Ai Weiwei est l'artiste chinois le plus célèbre aujourd'hui. En tant que militant, il attire l'attention sur les violations des droits de l'homme à une échelle épique ; en tant qu'artiste, il élargit la définition de l'art pour y inclure de nouvelles formes d'engagement social. Dans un pays où la liberté d'expression n'est pas reconnue comme un droit, il a été battu par la police, assigné à résidence, son studio récemment construit a été démoli et placé sous surveillance. Il est considéré comme une menace pour la "société harmonieuse".
Qu'il s'agisse de briser un vase antique ou de réciter les noms d'enfants tués par la négligence du gouvernement, les actions dramatiques d'Ai mettent en évidence le fossé croissant entre l'idéal et la réalité dans la société chinoise. Il est également l'un des premiers artistes conceptuels à utiliser les médias sociaux - Instagram et Twitter, en particulier - comme l'un de ses principaux moyens d'expression.

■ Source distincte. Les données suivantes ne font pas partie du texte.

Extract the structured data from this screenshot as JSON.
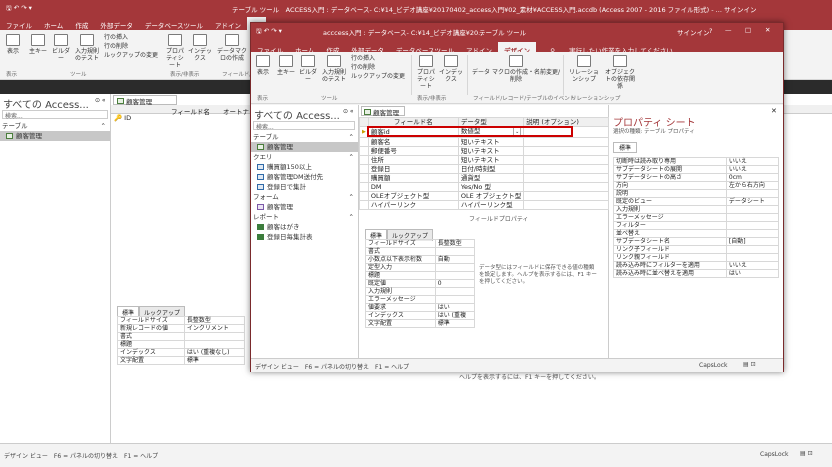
{
  "back": {
    "title": "テーブル ツール　ACCESS入門 : データベース- C:¥14_ビデオ講座¥20170402_access入門¥02_素材¥ACCESS入門.accdb (Access 2007 - 2016 ファイル形式) - ... サインイン",
    "tabs": [
      "ファイル",
      "ホーム",
      "作成",
      "外部データ",
      "データベースツール",
      "アドイン",
      "デ"
    ],
    "ribbon": {
      "view": "表示",
      "primary_key": "主キー",
      "builder": "ビルダー",
      "test_rule": "入力規則のテスト",
      "insert_row": "行の挿入",
      "delete_row": "行の削除",
      "change_lookup": "ルックアップの変更",
      "property_sheet": "プロパティシート",
      "index": "インデックス",
      "macro": "データマクロの作成",
      "group_view": "表示",
      "group_tools": "ツール",
      "group_showhide": "表示/非表示",
      "group_field": "フィールド/"
    },
    "nav_title": "すべての Access...",
    "search_placeholder": "検索...",
    "nav_section": "テーブル",
    "nav_item": "顧客管理",
    "doc_tab": "顧客管理",
    "col_field": "フィールド名",
    "col_type": "オートナ",
    "first_row": "ID",
    "field_props": [
      [
        "フィールドサイズ",
        "長整数型"
      ],
      [
        "新規レコードの値",
        "インクリメント"
      ],
      [
        "書式",
        ""
      ],
      [
        "標題",
        ""
      ],
      [
        "インデックス",
        "はい (重複なし)"
      ],
      [
        "文字配置",
        "標準"
      ]
    ],
    "prop_tabs": [
      "標準",
      "ルックアップ"
    ],
    "status_left": "デザイン ビュー　F6 = パネルの切り替え　F1 = ヘルプ",
    "status_right": "CapsLock",
    "help_text": "ヘルプを表示するには、F1 キーを押してください。"
  },
  "front": {
    "title": "acccess入門 : データベース- C:¥14_ビデオ講座¥20...",
    "context": "テーブル ツール",
    "signin": "サインイン",
    "tabs": [
      "ファイル",
      "ホーム",
      "作成",
      "外部データ",
      "データベースツール",
      "アドイン",
      "デザイン"
    ],
    "tell_me": "実行したい作業を入力してください",
    "ribbon": {
      "view": "表示",
      "primary_key": "主キー",
      "builder": "ビルダー",
      "test_rule": "入力規則のテスト",
      "insert_row": "行の挿入",
      "delete_row": "行の削除",
      "change_lookup": "ルックアップの変更",
      "property_sheet": "プロパティシート",
      "index": "インデックス",
      "macro": "データ マクロの作成・名前変更/削除",
      "relationship": "リレーションシップ",
      "object_dep": "オブジェクトの依存関係",
      "group_view": "表示",
      "group_tools": "ツール",
      "group_showhide": "表示/非表示",
      "group_event": "フィールド/レコード/テーブルのイベント",
      "group_rel": "リレーションシップ"
    },
    "nav_title": "すべての Access...",
    "search_placeholder": "検索...",
    "nav_sections": [
      {
        "name": "テーブル",
        "items": [
          {
            "label": "顧客管理",
            "kind": "table",
            "selected": true
          }
        ]
      },
      {
        "name": "クエリ",
        "items": [
          {
            "label": "購買額150以上",
            "kind": "query"
          },
          {
            "label": "顧客管理DM送付先",
            "kind": "query"
          },
          {
            "label": "登録日で集計",
            "kind": "query"
          }
        ]
      },
      {
        "name": "フォーム",
        "items": [
          {
            "label": "顧客管理",
            "kind": "form"
          }
        ]
      },
      {
        "name": "レポート",
        "items": [
          {
            "label": "顧客はがき",
            "kind": "report"
          },
          {
            "label": "登録日毎集計表",
            "kind": "report"
          }
        ]
      }
    ],
    "doc_tab": "顧客管理",
    "grid_header": [
      "フィールド名",
      "データ型",
      "説明 (オプション)"
    ],
    "rows": [
      [
        "顧客id",
        "数値型"
      ],
      [
        "顧客名",
        "短いテキスト"
      ],
      [
        "郵便番号",
        "短いテキスト"
      ],
      [
        "住所",
        "短いテキスト"
      ],
      [
        "登録日",
        "日付/時刻型"
      ],
      [
        "購買額",
        "通貨型"
      ],
      [
        "DM",
        "Yes/No 型"
      ],
      [
        "OLEオブジェクト型",
        "OLE オブジェクト型"
      ],
      [
        "ハイパーリンク",
        "ハイパーリンク型"
      ]
    ],
    "field_props_label": "フィールドプロパティ",
    "prop_tabs": [
      "標準",
      "ルックアップ"
    ],
    "field_props": [
      [
        "フィールドサイズ",
        "長整数型"
      ],
      [
        "書式",
        ""
      ],
      [
        "小数点以下表示桁数",
        "自動"
      ],
      [
        "定型入力",
        ""
      ],
      [
        "標題",
        ""
      ],
      [
        "既定値",
        "0"
      ],
      [
        "入力規則",
        ""
      ],
      [
        "エラーメッセージ",
        ""
      ],
      [
        "値要求",
        "はい"
      ],
      [
        "インデックス",
        "はい (重複"
      ],
      [
        "文字配置",
        "標準"
      ]
    ],
    "help_text": "データ型にはフィールドに保存できる値の種類を設定します。ヘルプを表示するには、F1 キーを押してください。",
    "status_left": "デザイン ビュー　F6 = パネルの切り替え　F1 = ヘルプ",
    "status_right": "CapsLock",
    "win_min": "—",
    "win_max": "□",
    "win_close": "✕"
  },
  "propsheet": {
    "title": "プロパティ シート",
    "subtitle": "選択の種類: テーブル プロパティ",
    "tab": "標準",
    "rows": [
      [
        "切断時は読み取り専用",
        "いいえ"
      ],
      [
        "サブデータシートの展開",
        "いいえ"
      ],
      [
        "サブデータシートの高さ",
        "0cm"
      ],
      [
        "方向",
        "左から右方向"
      ],
      [
        "説明",
        ""
      ],
      [
        "既定のビュー",
        "データシート"
      ],
      [
        "入力規則",
        ""
      ],
      [
        "エラーメッセージ",
        ""
      ],
      [
        "フィルター",
        ""
      ],
      [
        "並べ替え",
        ""
      ],
      [
        "サブデータシート名",
        "[自動]"
      ],
      [
        "リンク子フィールド",
        ""
      ],
      [
        "リンク親フィールド",
        ""
      ],
      [
        "読み込み時にフィルターを適用",
        "いいえ"
      ],
      [
        "読み込み時に並べ替えを適用",
        "はい"
      ]
    ]
  },
  "colors": {
    "accent": "#a4373a",
    "highlight": "#cc0000"
  }
}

Formé en Occident, Ai connaît intimement la tradition, l'art conceptuel et minimaliste, et sait combiner tous ces concepts. Dans son refus de plaire au regard, il est à l'opposé de Jeff Koons, son contemporain tout aussi célèbre. Dans leur austérité visuelle, les pièces d'Ai coïncident avec le travail d'autres activistes mondiaux, tels que David Hammons, Robert Gober et Doris Salcedo, dont les projets à grande échelle attirent l'attention sur des questions sociales lourdes, en se libérant des contraintes de la galerie ou du musée, et en jetant un pont entre le visuel et le social.